While our study provides evidence of an OS and clinical benefit associated with re-irradiation in patients who progressed within a similar timeframe after initial RT to those who did not undergo re-irradiation, several limitations must be considered. The retrospective design introduces potential biases, particularly in terms of patient selection and data collection, and the relatively small sample size may limit the generalizability and statistical power of our findings. Additionally, we could not assess the impact of re-irradiation on steroid dependency or quality of life and lacked data on concurrent systemic therapy during re-irradiation. Another limitation was the absence of pre-re-irradiation performance scores. However, in our practice, we also administer re-irradiation to patients with low performance scores, considering that tumor progression may have caused the decline.

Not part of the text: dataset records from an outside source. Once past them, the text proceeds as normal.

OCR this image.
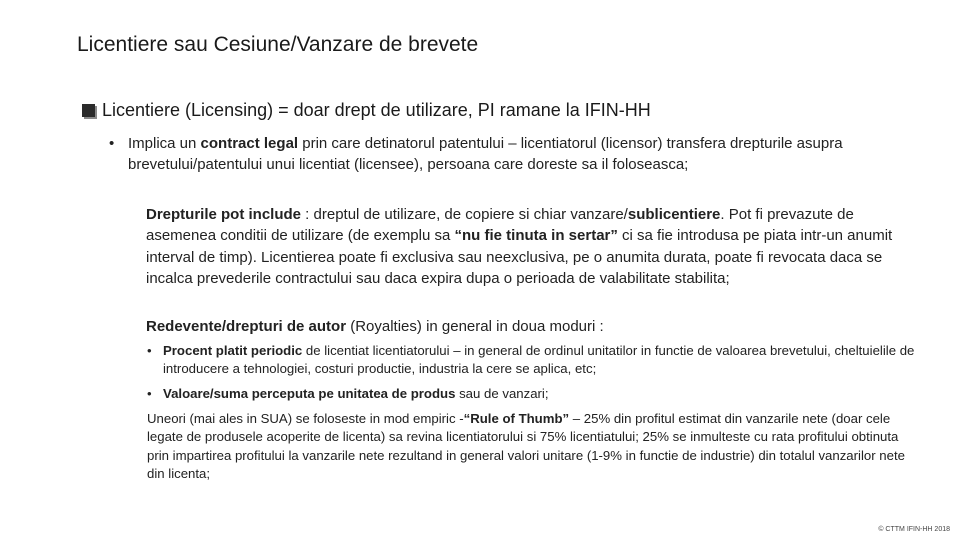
Licentiere sau Cesiune/Vanzare de brevete
Licentiere (Licensing) = doar drept de utilizare, PI ramane la IFIN-HH
• Implica un contract legal prin care detinatorul patentului – licentiatorul (licensor) transfera drepturile asupra brevetului/patentului unui licentiat (licensee), persoana care doreste sa il foloseasca;
Drepturile pot include : dreptul de utilizare, de copiere si chiar vanzare/sublicentiere. Pot fi prevazute de asemenea conditii de utilizare (de exemplu sa “nu fie tinuta in sertar” ci sa fie introdusa pe piata intr-un anumit interval de timp). Licentierea poate fi exclusiva sau neexclusiva, pe o anumita durata, poate fi revocata daca se incalca prevederile contractului sau daca expira dupa o perioada de valabilitate stabilita;
Redevente/drepturi de autor (Royalties) in general in doua moduri :
• Procent platit periodic de licentiat licentiatorului – in general de ordinul unitatilor in functie de valoarea brevetului, cheltuielile de introducere a tehnologiei, costuri productie, industria la cere se aplica, etc;
• Valoare/suma perceputa pe unitatea de produs sau de vanzari;
Uneori (mai ales in SUA) se foloseste in mod empiric -“Rule of Thumb” – 25% din profitul estimat din vanzarile nete (doar cele legate de produsele acoperite de licenta) sa revina licentiatorului si 75% licentiatului; 25% se inmulteste cu rata profitului obtinuta prin impartirea profitului la vanzarile nete rezultand in general valori unitare (1-9% in functie de industrie) din totalul vanzarilor nete din licenta;
© CTTM IFIN-HH 2018
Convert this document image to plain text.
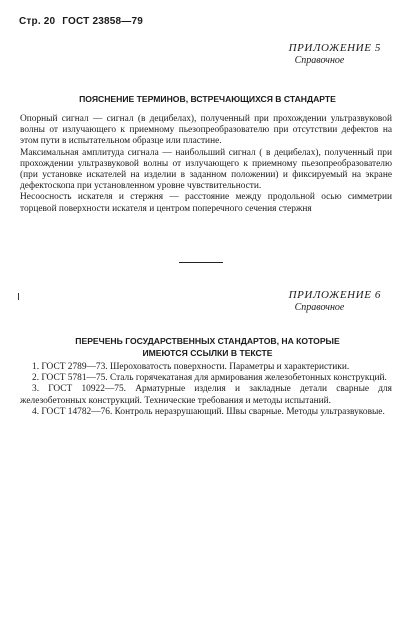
Стр. 20 ГОСТ 23858—79
ПРИЛОЖЕНИЕ 5
Справочное
ПОЯСНЕНИЕ ТЕРМИНОВ, ВСТРЕЧАЮЩИХСЯ В СТАНДАРТЕ

Опорный сигнал — сигнал (в децибелах), полученный при прохождении ультразвуковой волны от излучающего к приемному пьезопреобразователю при отсутствии дефектов на этом пути в испытательном образце или пластине.

Максимальная амплитуда сигнала — наибольший сигнал ( в децибелах), полученный при прохождении ультразвуковой волны от излучающего к приемному пьезопреобразователю (при установке искателей на изделии в заданном положении) и фиксируемый на экране дефектоскопа при установленном уровне чувствительности.

Несоосность искателя и стержня — расстояние между продольной осью симметрии торцевой поверхности искателя и центром поперечного сечения стержня

ПРИЛОЖЕНИЕ 6
Справочное
ПЕРЕЧЕНЬ ГОСУДАРСТВЕННЫХ СТАНДАРТОВ, НА КОТОРЫЕ
ИМЕЮТСЯ ССЫЛКИ В ТЕКСТЕ

1. ГОСТ 2789—73. Шероховатость поверхности. Параметры и характеристики.

2. ГОСТ 5781—75. Сталь горячекатаная для армирования железобетонных конструкций.

3. ГОСТ 10922—75. Арматурные изделия и закладные детали сварные для железобетонных конструкций. Технические требования и методы испытаний.

4. ГОСТ 14782—76. Контроль неразрушающий. Швы сварные. Методы ультразвуковые.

Therefore, despite the missing data, it is unlikely that only patients with high performance scores were selected for re-irradiation. Despite these challenges, considering the limited literature on this rare and devastating disease, we believe that every contribution to this field advances patient management and provides valuable insights for future research.

Conclusion

In conclusion, palliative re-irradiation has shown promise in mitigating neurological symptoms and prolonging survival in pediatric and young adult patients with DIPG who experience progression after initial RT. Given the limited scope of the current literature, future prospective studies are imperative to refine and optimize re-irradiation protocols. Rigorous comparative research on varying re-irradiation doses and fractionation schemes is essential to identify the most effective approach for this population with a particularly poor prognosis. Additionally, investigations into the efficacy and safety of integrating re-irradiation with concurrent systemic therapies as well as into the potential advantages of advanced imaging techniques for re-irradiation planning are critical to advancing treatment outcomes in this challenging clinical setting.

Author Contribution

Conceptualization: G. Yazici, M. Cengiz. Data curation: A. Kahvecioglu. Formal analysis: A. Kahvecioglu. Funding acquisition: N/A. Investigation: A. Kahvecioglu, M. Cengiz, G. Yazici. Methodology: A. Kahvecioglu, G. Burca Aydin, M. Tezer Kutluk, G. Coban Cifci, G. Yazici, M. Cengiz. Project administration: A. Kahvecioglu. Resources: A. Kahvecioglu. Software: A. Kahvecioglu. Supervision: G. Yazici, M. Cengiz. Validation and visualization: G. Yazici, M. Cengiz. Roles/writing—original draft: A. Kahvecioglu. Writing—review & editing: G. Yazici, M. Cengiz.

Funding

Open access funding provided by the Scientific and Technological Research Council of Türkiye (TÜBİTAK).

Data sharing statement

The datasets generated and analyzed during the current study are not publicly available but are available from the corresponding author upon reasonable request.

Declarations

Conflict of interest

A. Kahvecioglu, M. Cengiz, G. Burca Aydin, M. Tezer Kutluk, G. Coban Cifci, and G. Yazici declare that they have no competing interests.

Ethical standards

All procedures performed in studies involving human participants or on human tissue were in accordance with the ethical standards of the institutional and/or national research committee and with the 1975 Helsinki declaration and its later amendments or comparable ethical standards. Ethical approval was obtained from the institutional review board (SBA 24/543 & 05.21.24). Informed consent was obtained from all individual participants included in the study.